In “Stranger Visions,” the artist Heather Dewey-Hagborg imagined what people might look like based on DNA collected from refuse like cigarette butts. Image: Heather Dewey-Hagborg
In 2012, the artist Heather Dewey-Hagborg exhibited a work that predicted a terrifying future: She extracted DNA from discarded hairs, gum and cigarette butts and used it to predict what those anonymous strangers might look like.

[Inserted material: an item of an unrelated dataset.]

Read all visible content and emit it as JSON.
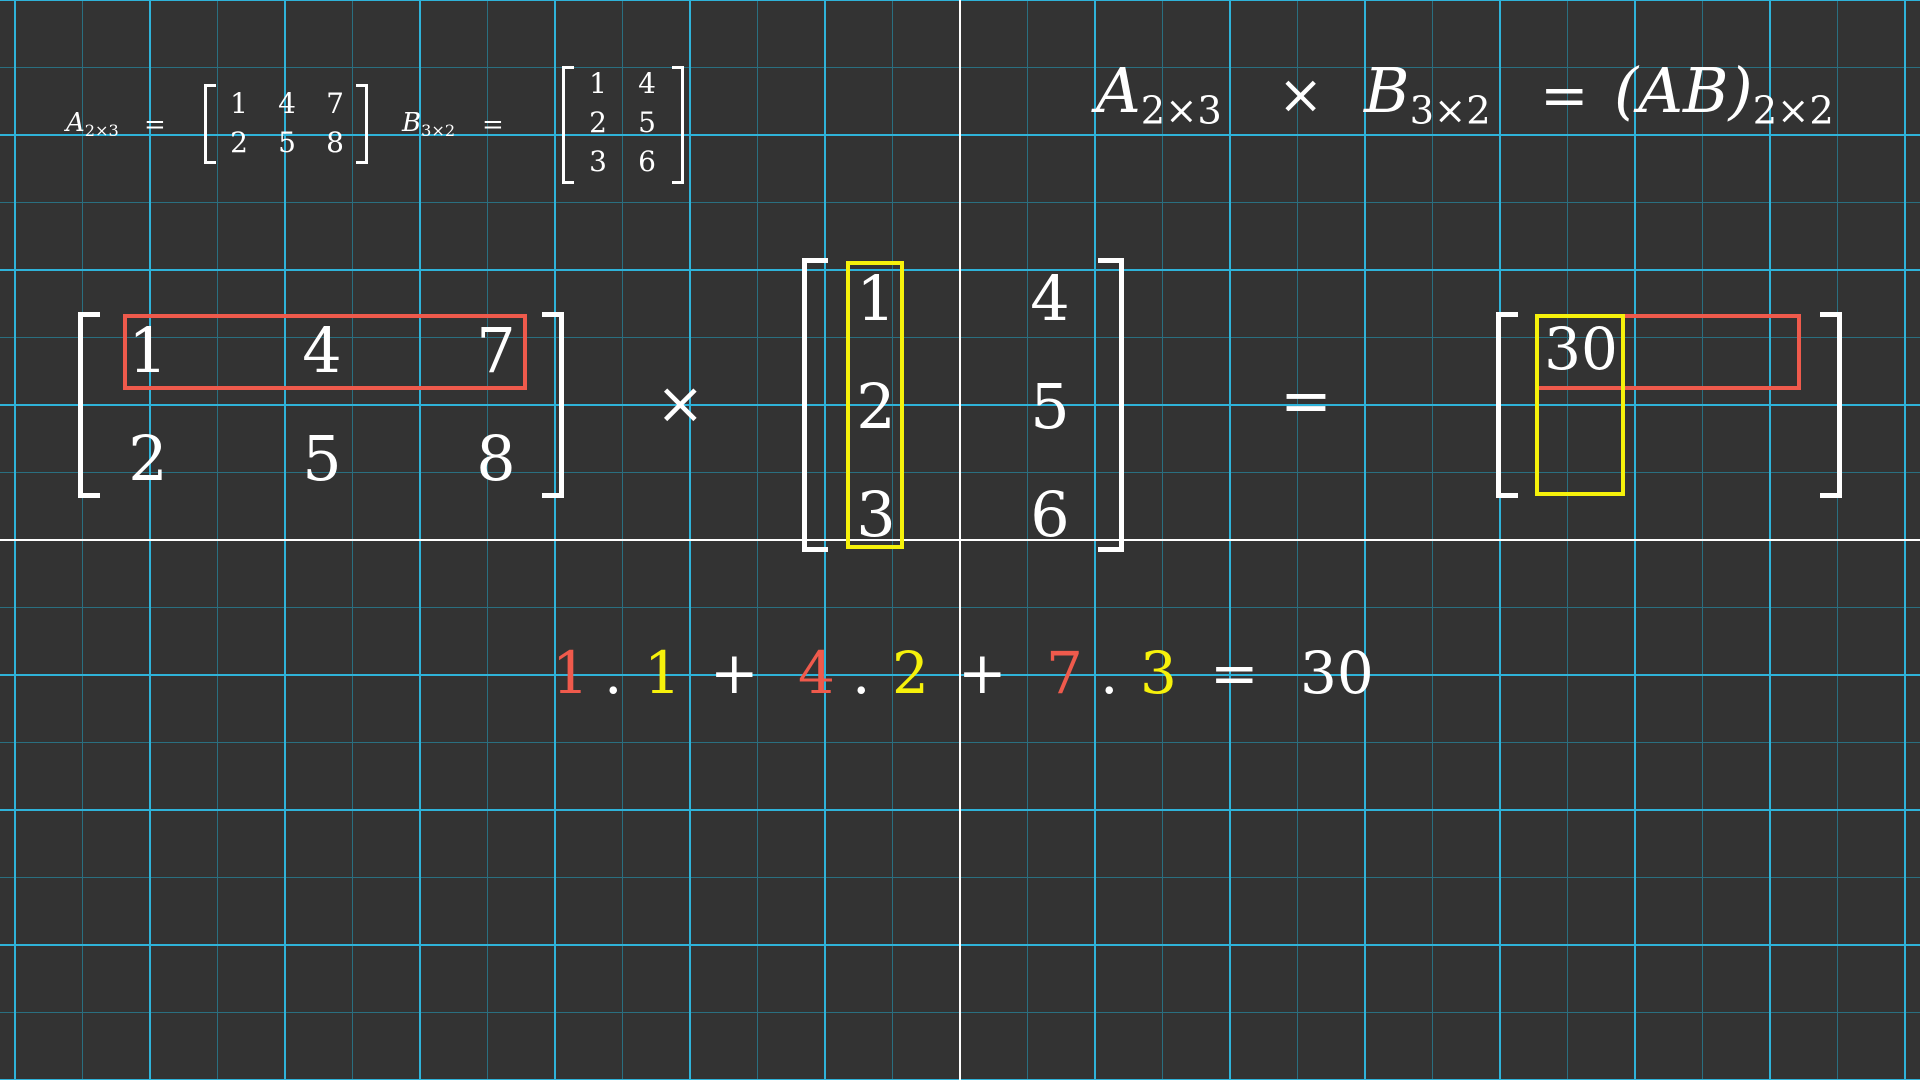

The traces of ourselves that we are constantly leaving behind, she thought, could unleash an era of biological surveillance in which little more than a hair could reveal a person’s identity and location.
Last week, the biotech firm Human Longevity published a paper claiming that it can do just that. The paper has touched off an inter-science war.
Human Longevity, headed by renowned genomics expert J. Craig Venter, claimed that just by looking at your DNA, it can craft a fairly accurate model of your face. Human Longevity was working with better DNA evidence than one would likely find on a cigarette butt — using whole-genome sequencing, phenotyping and statistical modelling, the company looked at 1,061 people’s DNA. About 70 per cent of the time, they found that their algorithm could correctly identify the right person from a lineup of 20 photographs of an ethnically-mixed group.
Using genomic data, they predicted face shape, eye colour, hair colour and even what a person’s voice might sound like. The paper noted the potentially huge legal and ethical implications of the work. If someone could really determine what you look like from a DNA sample, it would mean that no DNA test would ever be truly private. Not to mention that police could pick someone out of a lineup using little more than a drop of blood.
Criticism of the paper was swift. Columbia scientist and chief scientific officer of the genealogy website MyHeritage.com Yaniv Erlich offered his own rebuttal, arguing that the paper used improper metrics and technique and “does not really identify anyone.” Erlich shot back that the prediction of his own face Venter tweeted looked more like Bradley Cooper.
Image: Screenshot via Yaniv Erlich
Others quickly piled on. Sceptics pointed out that it seemed like the method really relies on traits like race and sex to create pictures of average faces, something that could be done using far simpler DNA tests. Indeed, when used to pick a specific white European man out of a lineup of 20 other similar-looking men, it was right only 11 per cent of the time.
4/ For the record, I’m with @erlichya on this one. To show identification from DNA, you have to… you know, actually identify someone.
— Sten Linnarsson (@slinnarsson) September 12, 2017
The rebuttal paper inspired a rebuttal to the rebuttal from Venter, who claimed there were “no major flaws” in his work.
Looking at the images, it’s true that while the facial predictions bear resemblance to their owners, they don’t seem quite accurate enough to pick someone’s face out of a crowd.
What my genome predicts I would look like in my 20s. Genetics and the face https://t.co/q7sQsQSU6O by me & @Ananyo @piper_jason @JCVenter pic.twitter.com/4JrMOdVNou
— Natasha Loder (@natashaloder) September 7, 2017
But already, some companies are putting similar tools to work in the real world. A company called Parabon Nano-Labs has been working with police for years to help solve cases by predicting the physical appearance and ancestry of an unknown person via DNA. That technology, though, is little more than a high-tech version of the composite criminal suspect sketch.
Venter’s vision is likely inevitable. Certain observable characteristics, like eye colour, are called phenotypes, and phenotypes are largely determined by your DNA. The problem for now is that we haven’t quite figured how to read and translate all of that information. The science behind the technology will likely have to improve before you could really pick someone out of a crowd based on genes alone.
In the meantime, for now you probably don’t have to worry about a cigarette butt blowing your cover.